It might sound rather frightening to have your arm move involuntarily, controlled by some unseen puppet master — but for researchers at the University of Washington, it represented a major breakthrough in human-to-human brain interfaces. Using a non-invasive brain-to-brain setup, a researcher in one lab was able to send a signal from his brain to control the movements of a second researcher in a lab on the other side of campus. It's believed to be the first human brain-to-brain interface; previous demonstrations have featured rat-to-rat and human-to-rat communication.
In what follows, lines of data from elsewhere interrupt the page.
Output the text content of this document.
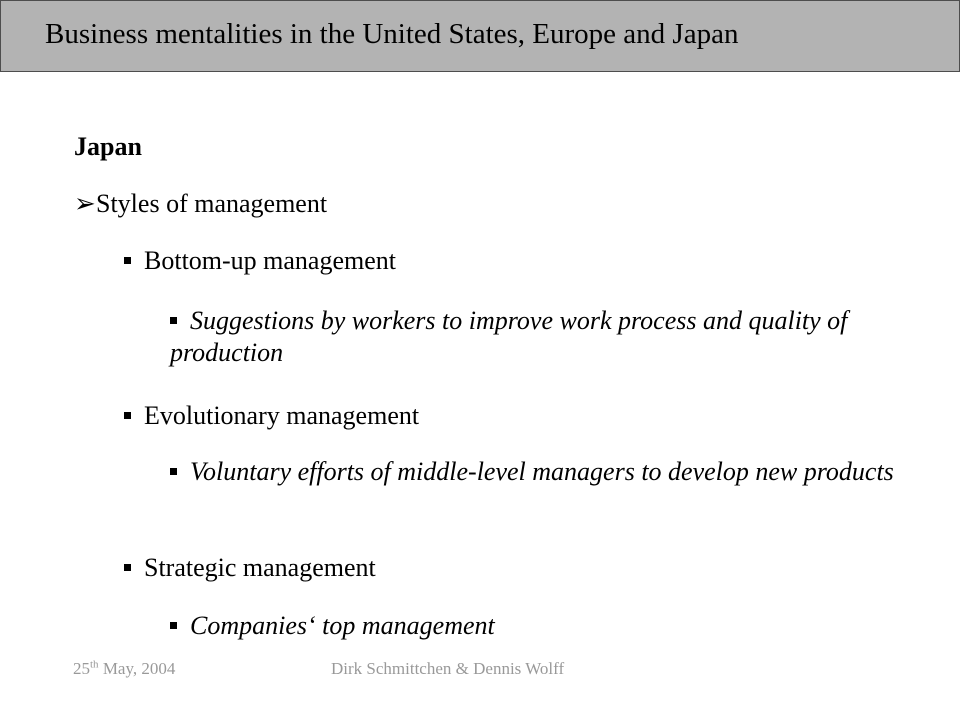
Business mentalities in the United States, Europe and Japan
Japan
➢Styles of management
Bottom-up management
Suggestions by workers to improve work process and quality of production
Evolutionary management
Voluntary efforts of middle-level managers to develop new products
Strategic management
Companies‘ top management
25th May, 2004	Dirk Schmittchen & Dennis Wolff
A Vulcan mind-meld in action
The demonstration focused on a simple computer game: Rajesh Rao, a professor at UW who has worked on brain-computer interfacing for more than a decade, looked at a screen and had to fire a cannon to shoot down an enemy plane while avoiding friendly planes. On the other side of campus, Andrea Stocco had the keyboard to execute those commands, but couldn't see the game itself. But using their brain-to-brain interface, Rao imagined that he was using his right hand to click the space bar on a keyboard — and Stocco's right hand carried out the command without any conscious movement on his part. Stocco likened it to an involuntary twitch or a nervous tic.
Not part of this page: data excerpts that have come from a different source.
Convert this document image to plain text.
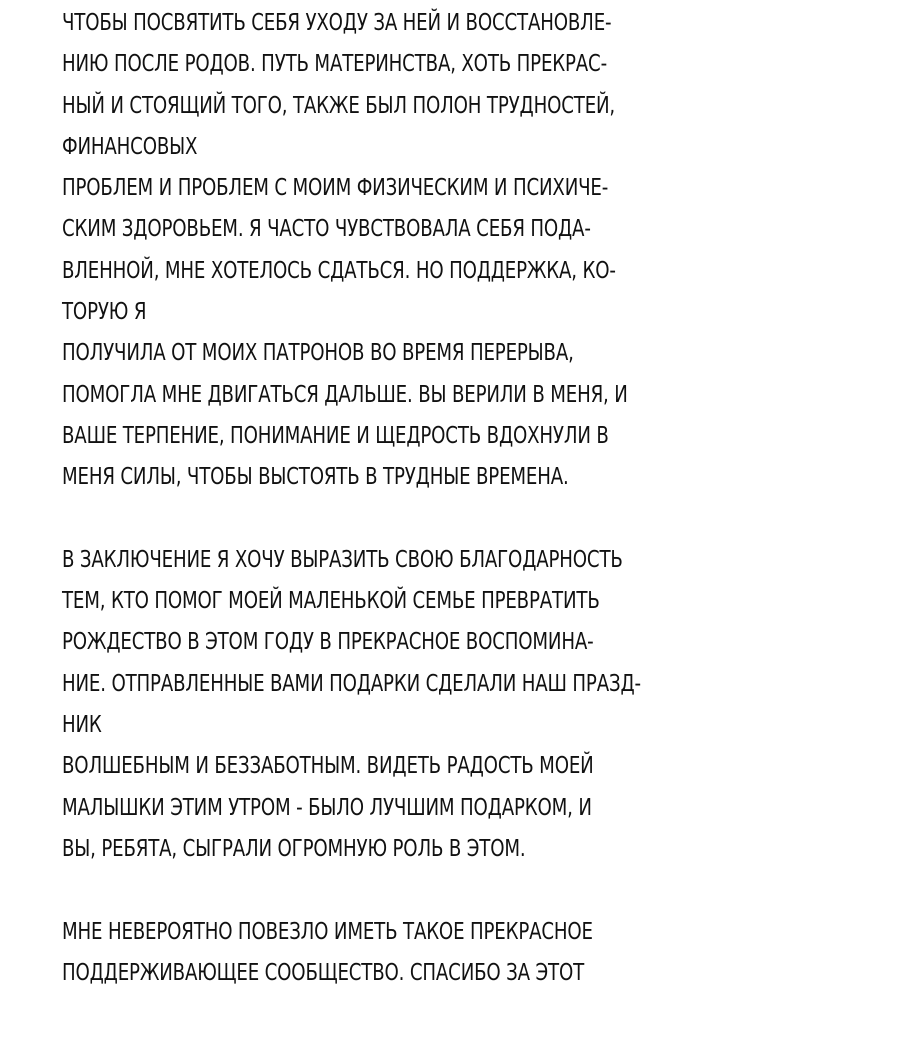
ЧТОБЫ ПОСВЯТИТЬ СЕБЯ УХОДУ ЗА НЕЙ И ВОССТАНОВЛЕ-
НИЮ ПОСЛЕ РОДОВ. ПУТЬ МАТЕРИНСТВА, ХОТЬ ПРЕКРАС-
НЫЙ И СТОЯЩИЙ ТОГО, ТАКЖЕ БЫЛ ПОЛОН ТРУДНОСТЕЙ,
ФИНАНСОВЫХ
ПРОБЛЕМ И ПРОБЛЕМ С МОИМ ФИЗИЧЕСКИМ И ПСИХИЧЕ-
СКИМ ЗДОРОВЬЕМ. Я ЧАСТО ЧУВСТВОВАЛА СЕБЯ ПОДА-
ВЛЕННОЙ, МНЕ ХОТЕЛОСЬ СДАТЬСЯ. НО ПОДДЕРЖКА, КО-
ТОРУЮ Я
ПОЛУЧИЛА ОТ МОИХ ПАТРОНОВ ВО ВРЕМЯ ПЕРЕРЫВА,
ПОМОГЛА МНЕ ДВИГАТЬСЯ ДАЛЬШЕ. ВЫ ВЕРИЛИ В МЕНЯ, И
ВАШЕ ТЕРПЕНИЕ, ПОНИМАНИЕ И ЩЕДРОСТЬ ВДОХНУЛИ В
МЕНЯ СИЛЫ, ЧТОБЫ ВЫСТОЯТЬ В ТРУДНЫЕ ВРЕМЕНА.
В ЗАКЛЮЧЕНИЕ Я ХОЧУ ВЫРАЗИТЬ СВОЮ БЛАГОДАРНОСТЬ
ТЕМ, КТО ПОМОГ МОЕЙ МАЛЕНЬКОЙ СЕМЬЕ ПРЕВРАТИТЬ
РОЖДЕСТВО В ЭТОМ ГОДУ В ПРЕКРАСНОЕ ВОСПОМИНА-
НИЕ. ОТПРАВЛЕННЫЕ ВАМИ ПОДАРКИ СДЕЛАЛИ НАШ ПРАЗД-
НИК
ВОЛШЕБНЫМ И БЕЗЗАБОТНЫМ. ВИДЕТЬ РАДОСТЬ МОЕЙ
МАЛЫШКИ ЭТИМ УТРОМ - БЫЛО ЛУЧШИМ ПОДАРКОМ, И
ВЫ, РЕБЯТА, СЫГРАЛИ ОГРОМНУЮ РОЛЬ В ЭТОМ.
МНЕ НЕВЕРОЯТНО ПОВЕЗЛО ИМЕТЬ ТАКОЕ ПРЕКРАСНОЕ
ПОДДЕРЖИВАЮЩЕЕ СООБЩЕСТВО. СПАСИБО ЗА ЭТОТ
"It was both exciting and eerie to watch an imagined action from my brain get translated into actual action by another brain," Rao said. "This was basically a one-way flow of information from my brain to his." The connection was made using two well-known technologies: Rao was hooked up to an EEG brain monitor, while Stocco's brain was activated using transcranial magnetic stimulation (TMS). It's a non-invasive way of stimulating the brain; in this experiment, the "coil" was placed directly over the region of the brain which stimulates right hand movement. While Rao cautioned that this system only reads certain types of relatively simple brain patterns, the team's next step will be to try and transmit more complex information from brain to brain, and then bring those tests to a wider pool of subjects.